Toys were all around the computer's casing. It was all the stuff that Christmas cards show in the top of Father Christmas's sack, and which is never asked for. None of them used batteries. Mostly they ran on imagination.

"And you're sure you don't want any zappo-whizzo things?" he said, happily.

"No." "Well done." The computer beeped. "But they won't let me keep any of this," it typed.

"It'll all be taken away (sob)." Father Christmas patted it helpfully on the casing.

"There must be something they'll let you keep," he said, I must have something. It's cheered me up you know, finding someone who doesn't have any doubts." He thought for a bit. "How old are you?" "I was powered up on January 5, 2000, at 9.25 and 16 seconds." Father Christmas's lips moved as he worked it out.

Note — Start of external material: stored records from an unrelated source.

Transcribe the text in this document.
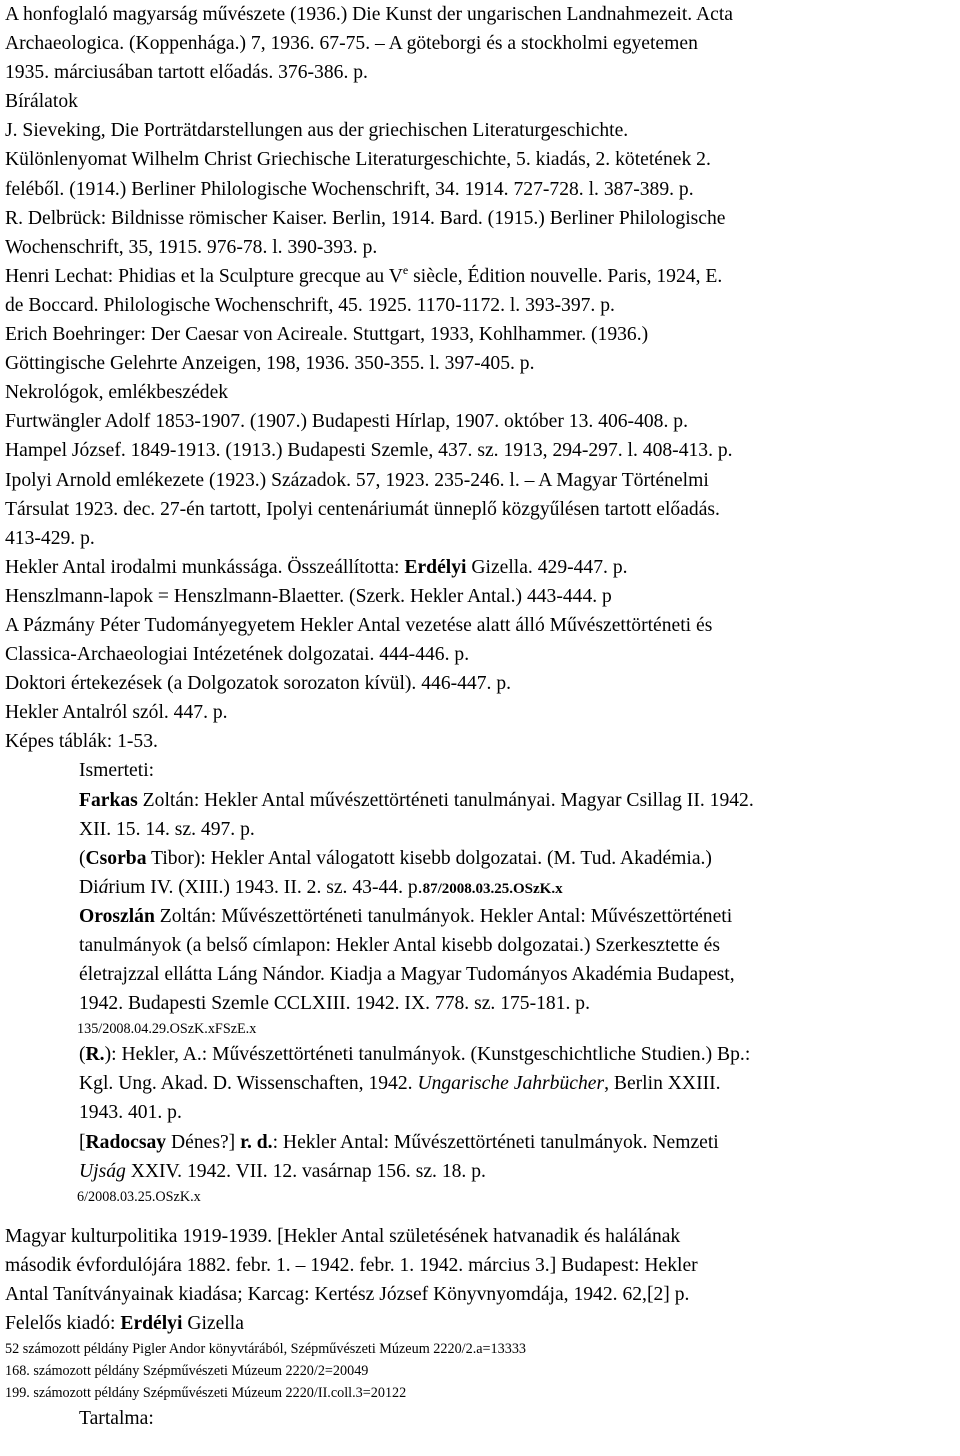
A honfoglaló magyarság művészete (1936.) Die Kunst der ungarischen Landnahmezeit. Acta
Archaeologica. (Koppenhága.) 7, 1936. 67-75. – A göteborgi és a stockholmi egyetemen
1935. márciusában tartott előadás. 376-386. p.
Bírálatok
J. Sieveking, Die Porträtdarstellungen aus der griechischen Literaturgeschichte.
Különlenyomat Wilhelm Christ Griechische Literaturgeschichte, 5. kiadás, 2. kötetének 2.
feléből. (1914.) Berliner Philologische Wochenschrift, 34. 1914. 727-728. l. 387-389. p.
R. Delbrück: Bildnisse römischer Kaiser. Berlin, 1914. Bard. (1915.) Berliner Philologische
Wochenschrift, 35, 1915. 976-78. l. 390-393. p.
Henri Lechat: Phidias et la Sculpture grecque au Ve siècle, Édition nouvelle. Paris, 1924, E.
de Boccard. Philologische Wochenschrift, 45. 1925. 1170-1172. l. 393-397. p.
Erich Boehringer: Der Caesar von Acireale. Stuttgart, 1933, Kohlhammer. (1936.)
Göttingische Gelehrte Anzeigen, 198, 1936. 350-355. l. 397-405. p.
Nekrológok, emlékbeszédek
Furtwängler Adolf 1853-1907. (1907.) Budapesti Hírlap, 1907. október 13. 406-408. p.
Hampel József. 1849-1913. (1913.) Budapesti Szemle, 437. sz. 1913, 294-297. l. 408-413. p.
Ipolyi Arnold emlékezete (1923.) Századok. 57, 1923. 235-246. l. – A Magyar Történelmi
Társulat 1923. dec. 27-én tartott, Ipolyi centenáriumát ünneplő közgyűlésen tartott előadás.
413-429. p.
Hekler Antal irodalmi munkássága. Összeállította: Erdélyi Gizella. 429-447. p.
Henszlmann-lapok = Henszlmann-Blaetter. (Szerk. Hekler Antal.) 443-444. p
A Pázmány Péter Tudományegyetem Hekler Antal vezetése alatt álló Művészettörténeti és
Classica-Archaeologiai Intézetének dolgozatai. 444-446. p.
Doktori értekezések (a Dolgozatok sorozaton kívül). 446-447. p.
Hekler Antalról szól. 447. p.
Képes táblák: 1-53.
Ismerteti:
Farkas Zoltán: Hekler Antal művészettörténeti tanulmányai. Magyar Csillag II. 1942.
XII. 15. 14. sz. 497. p.
(Csorba Tibor): Hekler Antal válogatott kisebb dolgozatai. (M. Tud. Akadémia.)
Diárium IV. (XIII.) 1943. II. 2. sz. 43-44. p.87/2008.03.25.OSzK.x
Oroszlán Zoltán: Művészettörténeti tanulmányok. Hekler Antal: Művészettörténeti
tanulmányok (a belső címlapon: Hekler Antal kisebb dolgozatai.) Szerkesztette és
életrajzzal ellátta Láng Nándor. Kiadja a Magyar Tudományos Akadémia Budapest,
1942. Budapesti Szemle CCLXIII. 1942. IX. 778. sz. 175-181. p.
135/2008.04.29.OSzK.xFSzE.x
(R.): Hekler, A.: Művészettörténeti tanulmányok. (Kunstgeschichtliche Studien.) Bp.:
Kgl. Ung. Akad. D. Wissenschaften, 1942. Ungarische Jahrbücher, Berlin XXIII.
1943. 401. p.
[Radocsay Dénes?] r. d.: Hekler Antal: Művészettörténeti tanulmányok. Nemzeti
Ujság XXIV. 1942. VII. 12. vasárnap 156. sz. 18. p.
6/2008.03.25.OSzK.x
Magyar kulturpolitika 1919-1939. [Hekler Antal születésének hatvanadik és halálának
második évfordulójára 1882. febr. 1. – 1942. febr. 1. 1942. március 3.] Budapest: Hekler
Antal Tanítványainak kiadása; Karcag: Kertész József Könyvnyomdája, 1942. 62,[2] p.
Felelős kiadó: Erdélyi Gizella
52 számozott példány Pigler Andor könyvtárából, Szépművészeti Múzeum 2220/2.a=13333
168. számozott példány Szépművészeti Múzeum 2220/2=20049
199. számozott példány Szépművészeti Múzeum 2220/II.coll.3=20122
Tartalma:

"That means you're not two years old!" he said. "Oh, well, that's much easier. I've always got something in my sack for the two-year-old who believes in Father Christmas." It was a month later. All the decorations had long ago come down, because goodwill goes out of season quite fast. The computer repairman, who was generally described on the warranty paperwork as "one of our team of highiy experienced engineers", twiddied nervously with his tie. He'd pressed hard on anything loose, replaced a couple of boards and had conscientiously hoovered the insides.

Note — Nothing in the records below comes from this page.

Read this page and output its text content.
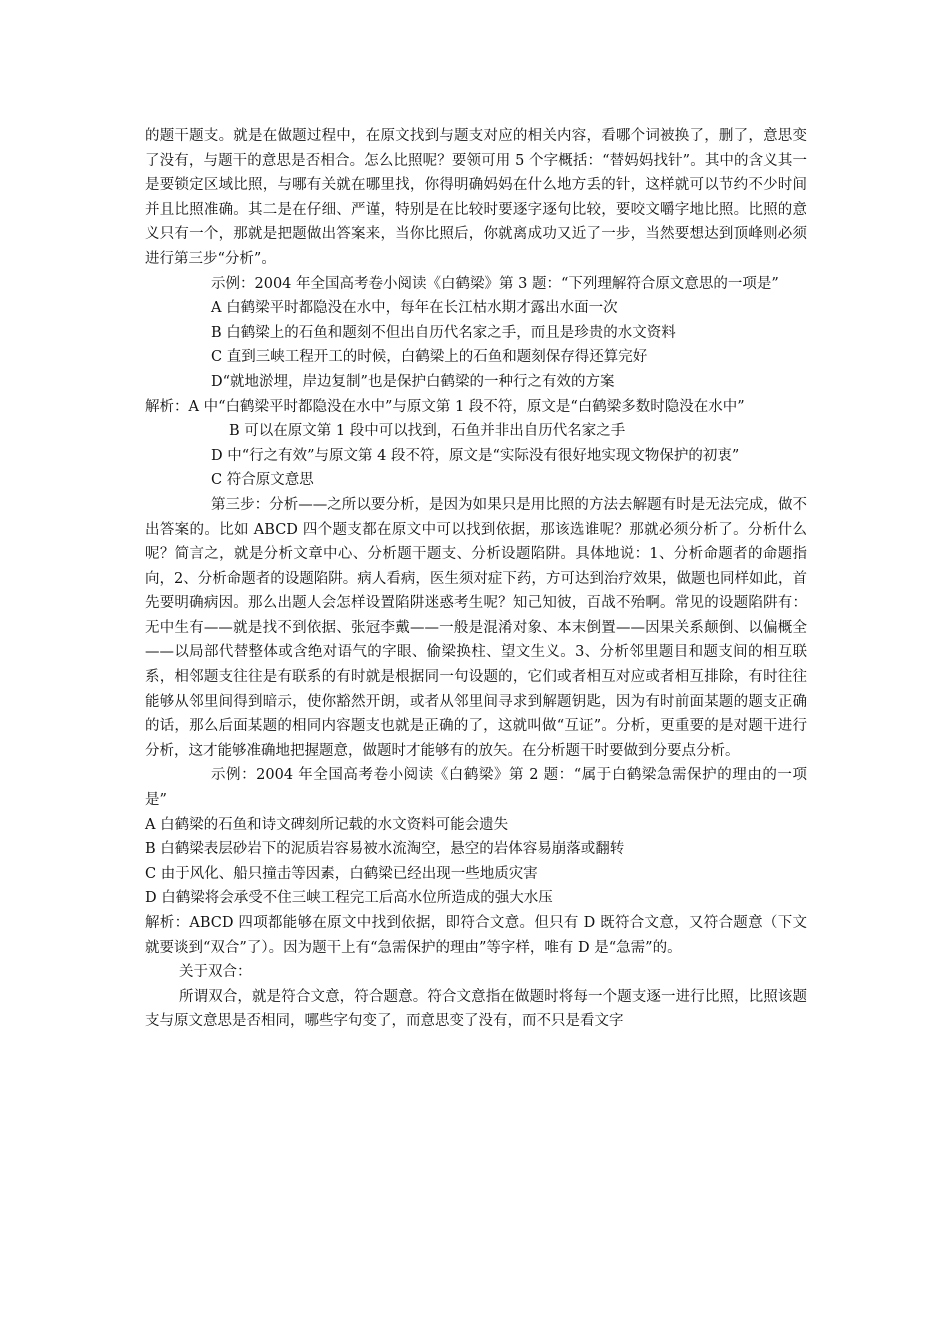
的题干题支。就是在做题过程中，在原文找到与题支对应的相关内容，看哪个词被换了，删了，意思变了没有，与题干的意思是否相合。怎么比照呢？要领可用 5 个字概括：“替妈妈找针”。其中的含义其一是要锁定区域比照，与哪有关就在哪里找，你得明确妈妈在什么地方丢的针，这样就可以节约不少时间并且比照准确。其二是在仔细、严谨，特别是在比较时要逐字逐句比较，要咬文嚼字地比照。比照的意义只有一个，那就是把题做出答案来，当你比照后，你就离成功又近了一步，当然要想达到顶峰则必须进行第三步“分析”。

示例：2004 年全国高考卷小阅读《白鹤梁》第 3 题：“下列理解符合原文意思的一项是”

A 白鹤梁平时都隐没在水中，每年在长江枯水期才露出水面一次

B 白鹤梁上的石鱼和题刻不但出自历代名家之手，而且是珍贵的水文资料

C 直到三峡工程开工的时候，白鹤梁上的石鱼和题刻保存得还算完好

D“就地淤埋，岸边复制”也是保护白鹤梁的一种行之有效的方案

解析：A 中“白鹤梁平时都隐没在水中”与原文第 1 段不符，原文是“白鹤梁多数时隐没在水中”

B 可以在原文第 1 段中可以找到，石鱼并非出自历代名家之手

D 中“行之有效”与原文第 4 段不符，原文是“实际没有很好地实现文物保护的初衷”

C 符合原文意思

第三步：分析——之所以要分析，是因为如果只是用比照的方法去解题有时是无法完成，做不出答案的。比如 ABCD 四个题支都在原文中可以找到依据，那该选谁呢？那就必须分析了。分析什么呢？简言之，就是分析文章中心、分析题干题支、分析设题陷阱。具体地说：1、分析命题者的命题指向，2、分析命题者的设题陷阱。病人看病，医生须对症下药，方可达到治疗效果，做题也同样如此，首先要明确病因。那么出题人会怎样设置陷阱迷惑考生呢？知己知彼，百战不殆啊。常见的设题陷阱有：无中生有——就是找不到依据、张冠李戴——一般是混淆对象、本末倒置——因果关系颠倒、以偏概全——以局部代替整体或含绝对语气的字眼、偷梁换柱、望文生义。3、分析邻里题目和题支间的相互联系，相邻题支往往是有联系的有时就是根据同一句设题的，它们或者相互对应或者相互排除，有时往往能够从邻里间得到暗示，使你豁然开朗，或者从邻里间寻求到解题钥匙，因为有时前面某题的题支正确的话，那么后面某题的相同内容题支也就是正确的了，这就叫做“互证”。分析，更重要的是对题干进行分析，这才能够准确地把握题意，做题时才能够有的放矢。在分析题干时要做到分要点分析。

示例：2004 年全国高考卷小阅读《白鹤梁》第 2 题：“属于白鹤梁急需保护的理由的一项是”

A 白鹤梁的石鱼和诗文碑刻所记载的水文资料可能会遗失

B 白鹤梁表层砂岩下的泥质岩容易被水流淘空，悬空的岩体容易崩落或翻转

C 由于风化、船只撞击等因素，白鹤梁已经出现一些地质灾害

D 白鹤梁将会承受不住三峡工程完工后高水位所造成的强大水压

解析：ABCD 四项都能够在原文中找到依据，即符合文意。但只有 D 既符合文意，又符合题意（下文就要谈到“双合”了）。因为题干上有“急需保护的理由”等字样，唯有 D 是“急需”的。

关于双合：

所谓双合，就是符合文意，符合题意。符合文意指在做题时将每一个题支逐一进行比照，比照该题支与原文意思是否相同，哪些字句变了，而意思变了没有，而不只是看文字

What more could a man do? "Our machine's fine," he said. "It must be your software. What happens, exactly?" The office manager sighed. "When we came in after Christmas we found someone had put a fluffy toy on top of the computer. Well, funny jokes and all that, but we couldn't leave it there, could we? It's just that every time we take it off, the computer beeps at us and shuts down." The engineer shrugged.

"Well, there's nothing I can do," he said. "You'll just have to put the teddy bear back."